Prior to attending college in 2007 I dreamed of being an architect. While exploring the scenery I couldn’t help but see buildings as a piece of mankind that helped define how we interact. Thing is I didn’t know until now that “helping define how we interact” is the underlying love I have for what I want to do in my lifetime.
In college, I would make many mistakes that included: breaking up with a girl I truly loved, not fulfilling my promises in my fraternity, not being responsible for my high spending, and not being able to build something. I have all these ideas, which is what later made me believe that writing is a desire of mine, but I needed to build something that I could be proud of and show others.
Rather than just building something to show others I focused too hard on changing the world and when I would reach the point where I didn’t think I could change the world the project would die. This would happen for three years while at Iowa State.

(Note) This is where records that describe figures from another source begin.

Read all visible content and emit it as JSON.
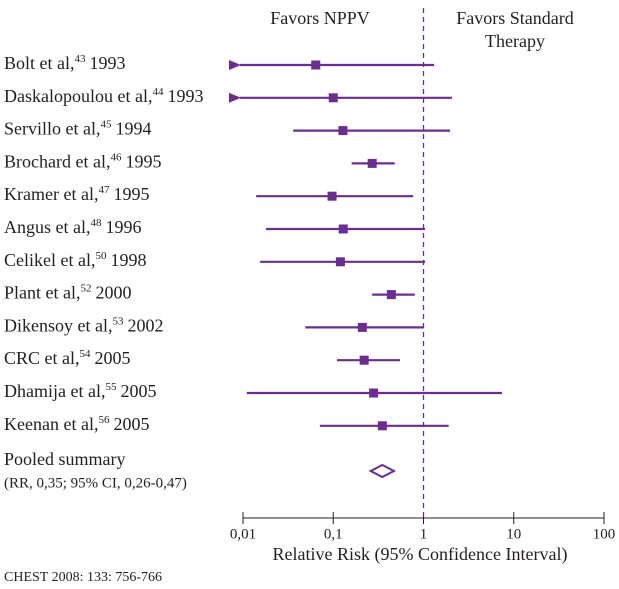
{
  "chart_data": {
    "type": "forest",
    "left_header": "Favors NPPV",
    "right_header": [
      "Favors Standard",
      "Therapy"
    ],
    "x_label": "Relative Risk (95% Confidence Interval)",
    "source": "CHEST 2008: 133: 756-766",
    "color": "#6b2d8f",
    "log_x": true,
    "xlim": [
      0.01,
      100
    ],
    "xticks": [
      {
        "value": 0.01,
        "label": "0,01"
      },
      {
        "value": 0.1,
        "label": "0,1"
      },
      1,
      10,
      100
    ],
    "reference_line": 1,
    "categories": [
      "Bolt et al,",
      "Daskalopoulou et al,",
      "Servillo et al,",
      "Brochard et al,",
      "Kramer et al,",
      "Angus et al,",
      "Celikel et al,",
      "Plant et al,",
      "Dikensoy et al,",
      "CRC et al,",
      "Dhamija et al,",
      "Keenan et al,"
    ],
    "refs": [
      "43",
      "44",
      "45",
      "46",
      "47",
      "48",
      "50",
      "52",
      "53",
      "54",
      "55",
      "56"
    ],
    "years": [
      "1993",
      "1993",
      "1994",
      "1995",
      "1995",
      "1996",
      "1998",
      "2000",
      "2002",
      "2005",
      "2005",
      "2005"
    ],
    "values": [
      0.064,
      0.1,
      0.128,
      0.27,
      0.097,
      0.129,
      0.12,
      0.44,
      0.21,
      0.22,
      0.28,
      0.35
    ],
    "lower": [
      null,
      null,
      0.036,
      0.16,
      0.014,
      0.018,
      0.0155,
      0.27,
      0.049,
      0.11,
      0.011,
      0.071
    ],
    "upper": [
      1.31,
      2.07,
      1.97,
      0.48,
      0.77,
      1.04,
      1.04,
      0.8,
      1.01,
      0.55,
      7.4,
      1.9
    ],
    "pooled": {
      "label": "Pooled summary",
      "note": "(RR, 0,35; 95% CI, 0,26-0,47)",
      "value": 0.35,
      "lower": 0.26,
      "upper": 0.47
    }
  }
}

Truth is I didn’t know who I wanted to be while figuring out what I wanted to do. Many nights I cried to sleep. Many mornings I cried in the shower. I was stressed. I was lost. I needed clarity and motivation. As I write this I can tell you this much…
I make mistakes. I know why they’ve occurred. I seek to better from them. I laugh at almost anything. Movie references aren’t my thing. I don’t hide my emotion. I rather stay up than sleep. I can be very blunt. I’m not good with numbers. I like my independence but also seek to please others. I have a hard time saying no. I’ve learned to say “no” and be what some would see as an ass.
I could talk more and do enjoy a good coffee talk. Point is that I am who I am and if I’m willing to be honest with myself I can stop figuring out who I am. Just take each day as it comes, live it, and learn from it to embrace a better tomorrow.
This might be wisdom. This might be a self-reflection. This even might be a pep-talk. All I know is the phrase “do what you love” means a lot to me and I’m pushing myself to finally do that. I know who I am and I know what I want to do. Just have to work now and build it out.
I love what I’m doing with Resimplify. What are you doing?